Le problème est que OS X et Linux utilises le GMT time alors que Windows essaye de synchroniser avec ton heure locale, et du coup windows est confus quand tu rebootes, les drivers de boot camp sont censé fixer le problème, mais c'est pas toujours le cas.
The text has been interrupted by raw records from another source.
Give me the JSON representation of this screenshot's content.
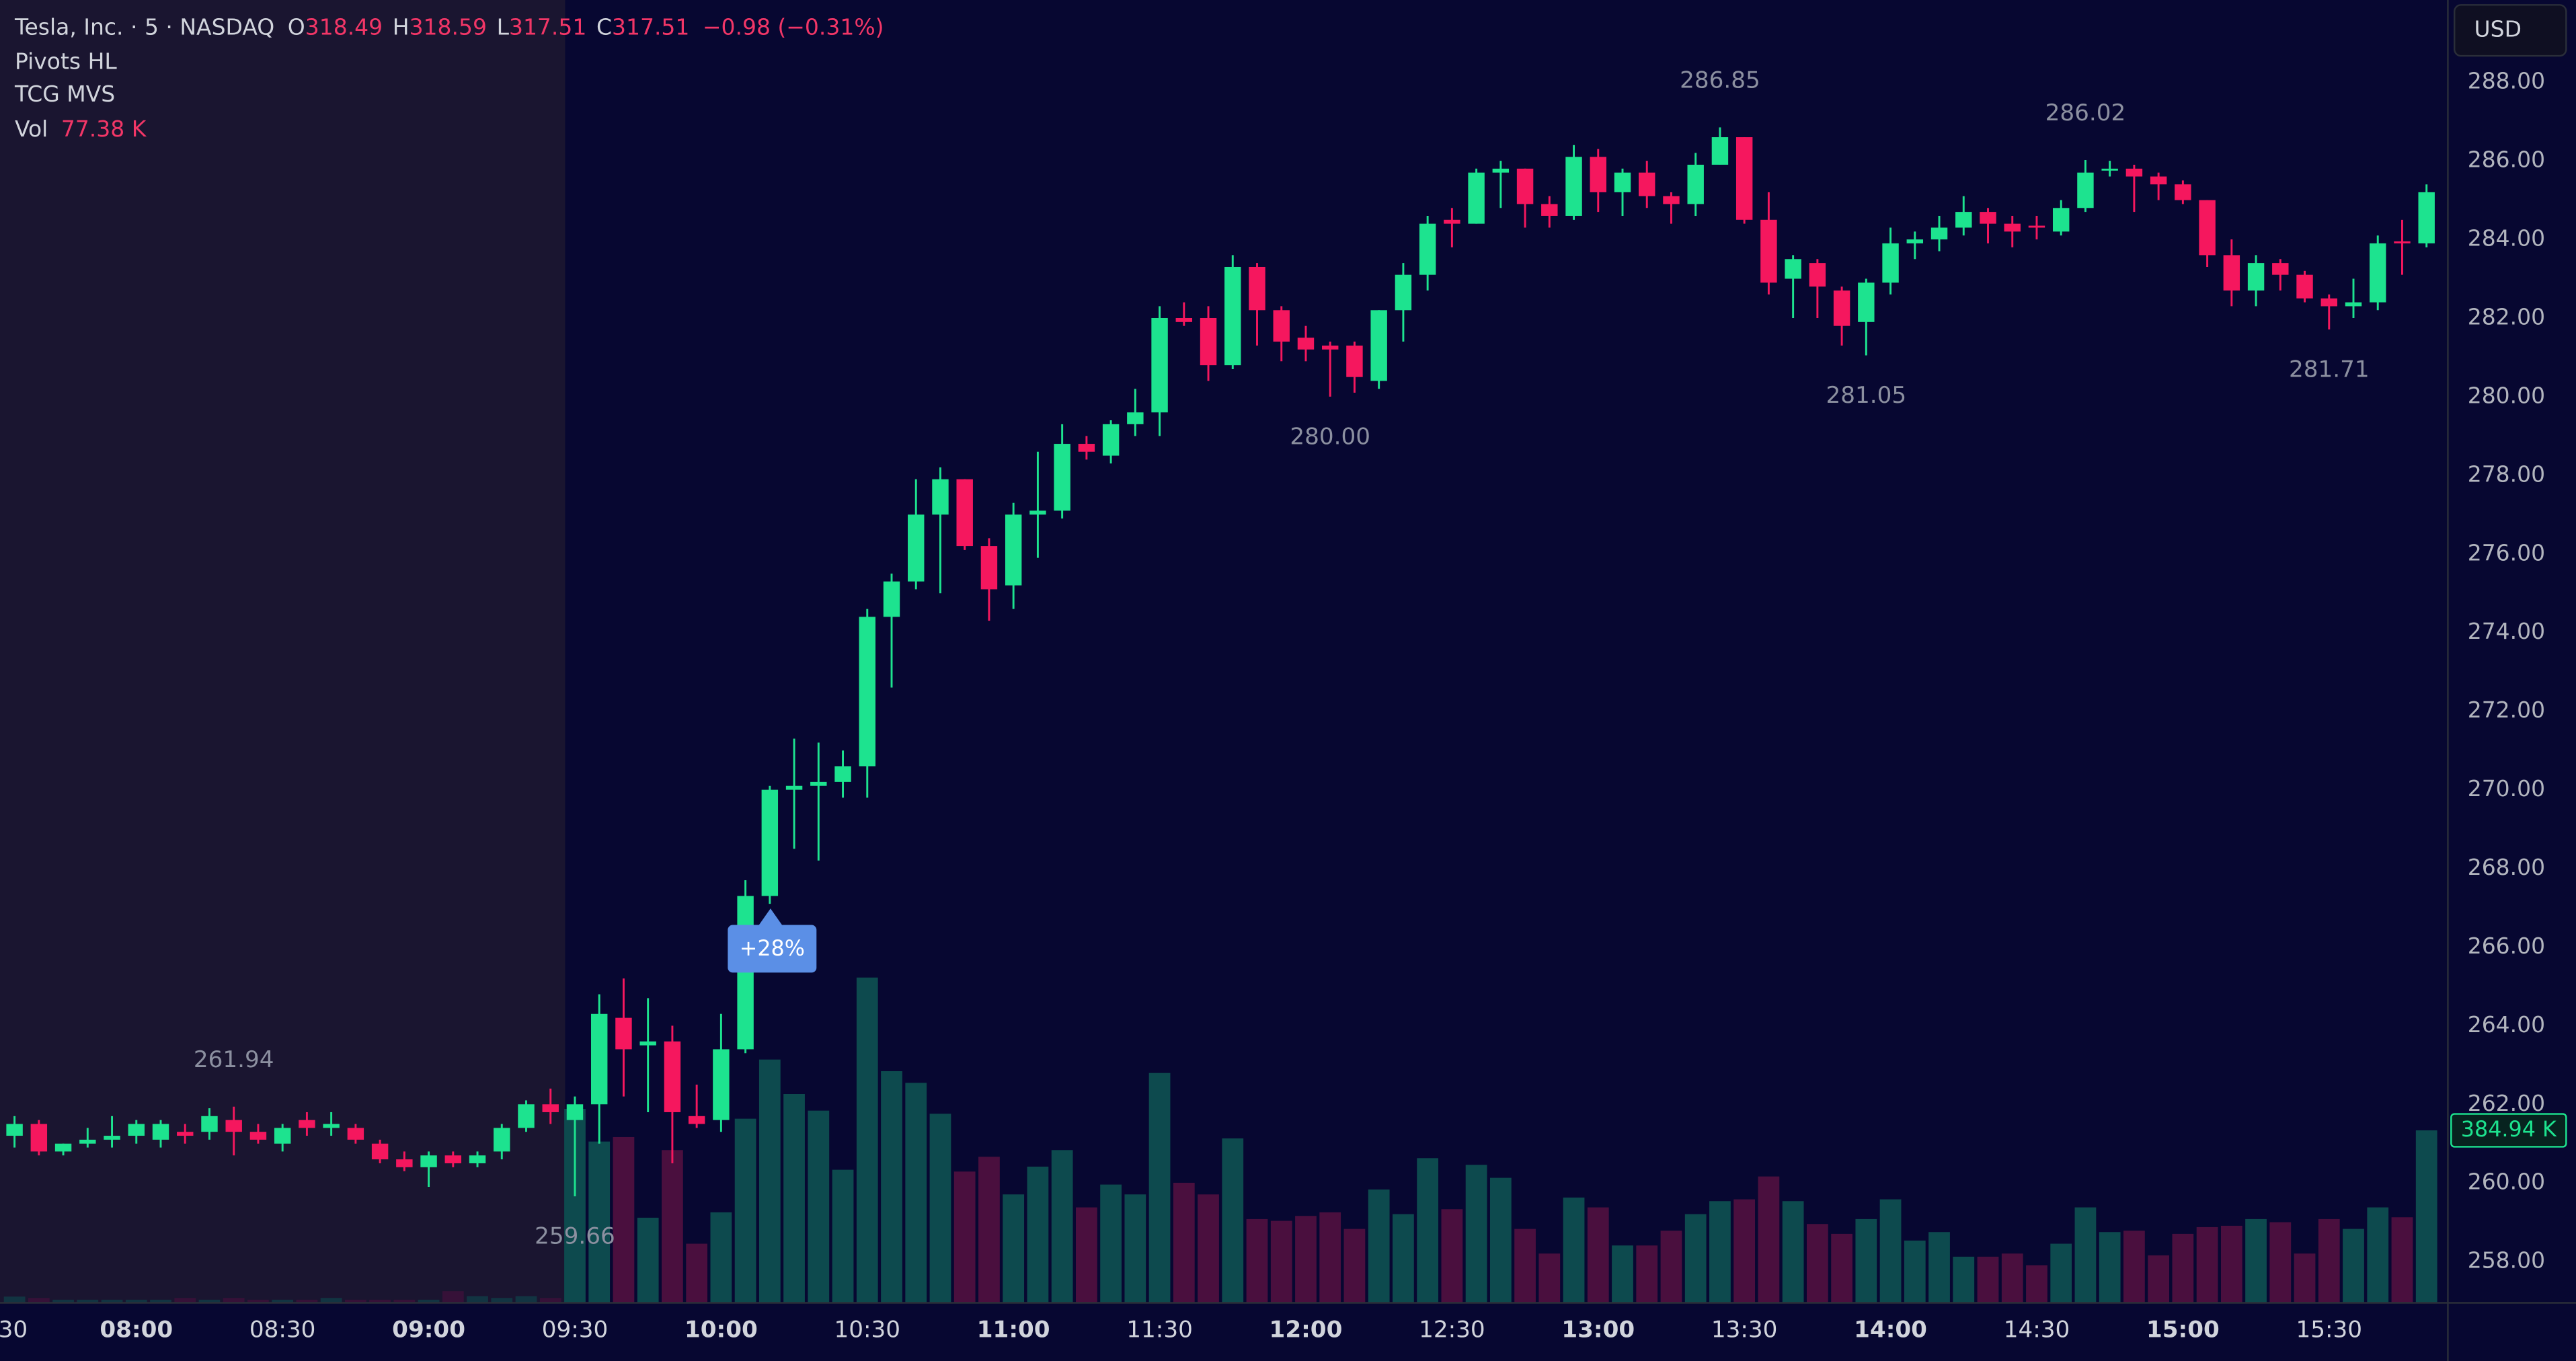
{
  "chart_data": {
    "type": "candlestick",
    "symbol": "Tesla, Inc. · 5 · NASDAQ",
    "legend": [
      {
        "key": "O",
        "value": 318.49
      },
      {
        "key": "H",
        "value": 318.59
      },
      {
        "key": "L",
        "value": 317.51
      },
      {
        "key": "C",
        "value": 317.51
      }
    ],
    "change": "−0.98 (−0.31%)",
    "indicators": [
      "Pivots HL",
      "TCG MVS"
    ],
    "volume_legend": {
      "key": "Vol",
      "value": "77.38 K"
    },
    "currency": "USD",
    "annotation": "+28%",
    "volume_label": "384.94 K",
    "categories": [
      "30",
      null,
      null,
      null,
      null,
      null,
      "08:00",
      null,
      null,
      null,
      null,
      null,
      "08:30",
      null,
      null,
      null,
      null,
      null,
      "09:00",
      null,
      null,
      null,
      null,
      null,
      "09:30",
      null,
      null,
      null,
      null,
      null,
      "10:00",
      null,
      null,
      null,
      null,
      null,
      "10:30",
      null,
      null,
      null,
      null,
      null,
      "11:00",
      null,
      null,
      null,
      null,
      null,
      "11:30",
      null,
      null,
      null,
      null,
      null,
      "12:00",
      null,
      null,
      null,
      null,
      null,
      "12:30",
      null,
      null,
      null,
      null,
      null,
      "13:00",
      null,
      null,
      null,
      null,
      null,
      "13:30",
      null,
      null,
      null,
      null,
      null,
      "14:00",
      null,
      null,
      null,
      null,
      null,
      "14:30",
      null,
      null,
      null,
      null,
      null,
      "15:00",
      null,
      null,
      null,
      null,
      null,
      "15:30",
      null,
      null,
      null,
      null
    ],
    "open": [
      null,
      261.2,
      261.5,
      260.8,
      261.0,
      261.1,
      261.2,
      261.1,
      261.3,
      261.3,
      261.6,
      261.3,
      261.0,
      261.6,
      261.4,
      261.4,
      261.0,
      260.6,
      260.4,
      260.7,
      260.5,
      260.8,
      261.4,
      262.0,
      261.6,
      262.0,
      264.2,
      263.5,
      263.6,
      261.7,
      261.6,
      263.4,
      267.3,
      270.0,
      270.1,
      270.2,
      270.6,
      274.4,
      275.3,
      277.0,
      277.9,
      276.2,
      275.2,
      277.0,
      277.1,
      278.8,
      278.5,
      279.3,
      279.6,
      282.0,
      282.0,
      280.8,
      283.3,
      282.2,
      281.5,
      281.3,
      281.3,
      280.4,
      282.2,
      283.1,
      284.5,
      284.4,
      285.7,
      285.8,
      284.9,
      284.6,
      286.1,
      285.2,
      285.7,
      285.1,
      284.9,
      285.9,
      286.6,
      284.5,
      283.0,
      283.4,
      282.7,
      281.9,
      282.9,
      283.9,
      284.0,
      284.3,
      284.7,
      284.4,
      284.35,
      284.2,
      284.8,
      285.75,
      285.8,
      285.6,
      285.4,
      285.0,
      283.6,
      282.7,
      283.4,
      283.1,
      282.5,
      282.3,
      282.4,
      283.95,
      283.9
    ],
    "high": [
      null,
      261.7,
      261.6,
      261.0,
      261.4,
      261.7,
      261.6,
      261.6,
      261.5,
      261.9,
      261.94,
      261.5,
      261.5,
      261.8,
      261.8,
      261.5,
      261.1,
      260.8,
      260.8,
      260.8,
      260.8,
      261.5,
      262.1,
      262.4,
      262.2,
      264.8,
      265.2,
      264.7,
      264.0,
      262.5,
      264.3,
      267.7,
      270.1,
      271.3,
      271.2,
      271.0,
      274.6,
      275.5,
      277.9,
      278.2,
      277.9,
      276.4,
      277.3,
      278.6,
      279.3,
      279.0,
      279.4,
      280.2,
      282.3,
      282.4,
      282.3,
      283.6,
      283.4,
      282.3,
      281.8,
      281.4,
      281.4,
      282.2,
      283.4,
      284.6,
      284.8,
      285.8,
      286.0,
      285.8,
      285.1,
      286.4,
      286.3,
      285.8,
      286.0,
      285.2,
      286.2,
      286.85,
      286.6,
      285.2,
      283.6,
      283.5,
      282.8,
      283.0,
      284.3,
      284.2,
      284.6,
      285.1,
      284.8,
      284.6,
      284.6,
      285.0,
      286.02,
      286.0,
      285.9,
      285.7,
      285.5,
      285.0,
      284.0,
      283.6,
      283.5,
      283.2,
      282.6,
      283.0,
      284.1,
      284.5,
      285.4
    ],
    "low": [
      null,
      260.9,
      260.7,
      260.7,
      260.9,
      260.9,
      261.0,
      260.9,
      261.0,
      261.1,
      260.7,
      261.0,
      260.8,
      261.2,
      261.2,
      261.0,
      260.5,
      260.3,
      259.9,
      260.4,
      260.4,
      260.6,
      261.3,
      261.5,
      259.66,
      261.0,
      262.2,
      261.8,
      260.5,
      261.4,
      261.3,
      263.3,
      267.1,
      268.5,
      268.2,
      269.8,
      269.8,
      272.6,
      275.1,
      275.0,
      276.1,
      274.3,
      274.6,
      275.9,
      276.9,
      278.4,
      278.3,
      279.0,
      279.0,
      281.8,
      280.4,
      280.7,
      281.3,
      280.9,
      280.9,
      280.0,
      280.1,
      280.2,
      281.4,
      282.7,
      283.8,
      284.4,
      284.8,
      284.3,
      284.3,
      284.5,
      284.7,
      284.6,
      284.8,
      284.4,
      284.6,
      285.9,
      284.4,
      282.6,
      282.0,
      282.0,
      281.3,
      281.05,
      282.6,
      283.5,
      283.7,
      284.1,
      283.9,
      283.8,
      284.0,
      284.1,
      284.7,
      285.6,
      284.7,
      285.0,
      284.9,
      283.3,
      282.3,
      282.3,
      282.7,
      282.4,
      281.71,
      282.0,
      282.2,
      283.1,
      283.8
    ],
    "close": [
      null,
      261.5,
      260.8,
      261.0,
      261.1,
      261.2,
      261.5,
      261.5,
      261.2,
      261.7,
      261.3,
      261.1,
      261.4,
      261.4,
      261.5,
      261.1,
      260.6,
      260.4,
      260.7,
      260.5,
      260.7,
      261.4,
      262.0,
      261.8,
      262.0,
      264.3,
      263.4,
      263.6,
      261.8,
      261.5,
      263.4,
      267.3,
      270.0,
      270.1,
      270.2,
      270.6,
      274.4,
      275.3,
      277.0,
      277.9,
      276.2,
      275.1,
      277.0,
      277.1,
      278.8,
      278.6,
      279.3,
      279.6,
      282.0,
      281.9,
      280.8,
      283.3,
      282.2,
      281.4,
      281.2,
      281.2,
      280.5,
      282.2,
      283.1,
      284.4,
      284.4,
      285.7,
      285.8,
      284.9,
      284.6,
      286.1,
      285.2,
      285.7,
      285.1,
      284.9,
      285.9,
      286.6,
      284.5,
      282.9,
      283.5,
      282.8,
      281.8,
      282.9,
      283.9,
      284.0,
      284.3,
      284.7,
      284.4,
      284.2,
      284.3,
      284.8,
      285.7,
      285.8,
      285.6,
      285.4,
      285.0,
      283.6,
      282.7,
      283.4,
      283.1,
      282.5,
      282.3,
      282.4,
      283.9,
      283.9,
      285.2
    ],
    "volume": [
      null,
      14000,
      11000,
      7000,
      7000,
      7000,
      7000,
      7000,
      11000,
      7000,
      11000,
      7000,
      7000,
      7000,
      11000,
      7000,
      7000,
      7000,
      7000,
      26000,
      15000,
      11000,
      15000,
      11000,
      433000,
      360000,
      370000,
      190000,
      341000,
      132000,
      202000,
      411000,
      543000,
      466000,
      429000,
      297000,
      726000,
      517000,
      491000,
      422000,
      293000,
      326000,
      242000,
      304000,
      341000,
      213000,
      264000,
      242000,
      513000,
      268000,
      242000,
      367000,
      187000,
      183000,
      194000,
      202000,
      165000,
      253000,
      198000,
      323000,
      209000,
      308000,
      279000,
      165000,
      110000,
      235000,
      213000,
      128000,
      128000,
      161000,
      198000,
      227000,
      231000,
      282000,
      227000,
      176000,
      154000,
      187000,
      231000,
      139000,
      158000,
      103000,
      103000,
      110000,
      84000,
      132000,
      213000,
      158000,
      161000,
      106000,
      154000,
      169000,
      172000,
      187000,
      180000,
      110000,
      187000,
      165000,
      213000,
      191000,
      384940
    ],
    "pivots": [
      {
        "value": 261.94,
        "label": "261.94"
      },
      {
        "value": 259.66,
        "label": "259.66"
      },
      {
        "value": 280,
        "label": "280.00"
      },
      {
        "value": 286.85,
        "label": "286.85"
      },
      {
        "value": 281.05,
        "label": "281.05"
      },
      {
        "value": 286.02,
        "label": "286.02"
      },
      {
        "value": 281.71,
        "label": "281.71"
      }
    ],
    "ylim": [
      256.95,
      290.09
    ],
    "yticks": [
      {
        "value": 288,
        "label": "288.00"
      },
      {
        "value": 286,
        "label": "286.00"
      },
      {
        "value": 284,
        "label": "284.00"
      },
      {
        "value": 282,
        "label": "282.00"
      },
      {
        "value": 280,
        "label": "280.00"
      },
      {
        "value": 278,
        "label": "278.00"
      },
      {
        "value": 276,
        "label": "276.00"
      },
      {
        "value": 274,
        "label": "274.00"
      },
      {
        "value": 272,
        "label": "272.00"
      },
      {
        "value": 270,
        "label": "270.00"
      },
      {
        "value": 268,
        "label": "268.00"
      },
      {
        "value": 266,
        "label": "266.00"
      },
      {
        "value": 264,
        "label": "264.00"
      },
      {
        "value": 262,
        "label": "262.00"
      },
      {
        "value": 260,
        "label": "260.00"
      },
      {
        "value": 258,
        "label": "258.00"
      }
    ],
    "grid": false,
    "up_color": "#1de38f",
    "down_color": "#f5175e",
    "volume_up_color": "#0d4a4e",
    "volume_down_color": "#4a0f3e"
  }
}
Anyways, essaye ça, c'est connu en dual boot et j'avais le même problème, en fait tout le monde qui ont des hackintosh ont ce petit problème ;-)

> regedit.exe 
HKEY_LOCAL_MACHINE\SYSTEM\CurrentControlSet\Control\TimeZoneInformation. Click droit n'importe tout et new > DWORD (32-bit) Value. Appelle le RealTimeIsUniversal, tu doubles cliques et tu mets la valeur de "1"


----------



## MilesTEG (29 Mai 2014)

LéoYunta a dit:


> Le problème est que OS X et Linux utilises le GMT time alors que Windows essaye de synchroniser avec ton heure locale, et du coup windows est confus quand tu rebootes, les drivers de boot camp sont censé fixer le problème, mais c'est pas toujours le cas.
> 
> Anyways, essaye ça, c'est connu en dual boot et j'avais le même problème, en fait tout le monde qui ont des hackintosh ont ce petit problème ;-)
> 
> ...



Haaa !! Super 
Merci ça a fonctionné 

C'est cool, je ne vais plus avoir à me prendre la tête lorsque je booterais sous windows 
(pour le peu que je vais faire ^^)

Du coup, j'ai créé un .reg pour que çà se fasse tout seul si je réinstalle windows  Ce qui va arriver à nouveau le jour où je vais avoir un nouveau SSD plus gros pour accueillir OSX et les données utilisateur


----------



## LéoYunta (29 Mai 2014)

Bienvenue ;-) Enjoy.


----------



## MilesTEG (30 Mai 2014)

LéoYunta a dit:


> Bienvenue ;-) Enjoy.


Merci  
Voilà le fichier .reg au cas où d'autres personnes voudraient faire la manip 

https://www.dropbox.com/s/k1vr9xh5eacq0lh/Fixer Heure Windows+Hackintosh.reg


----------



## zenelae (30 Juillet 2014)

Merci cela sera utile pour bon nombre d'entre nous


----------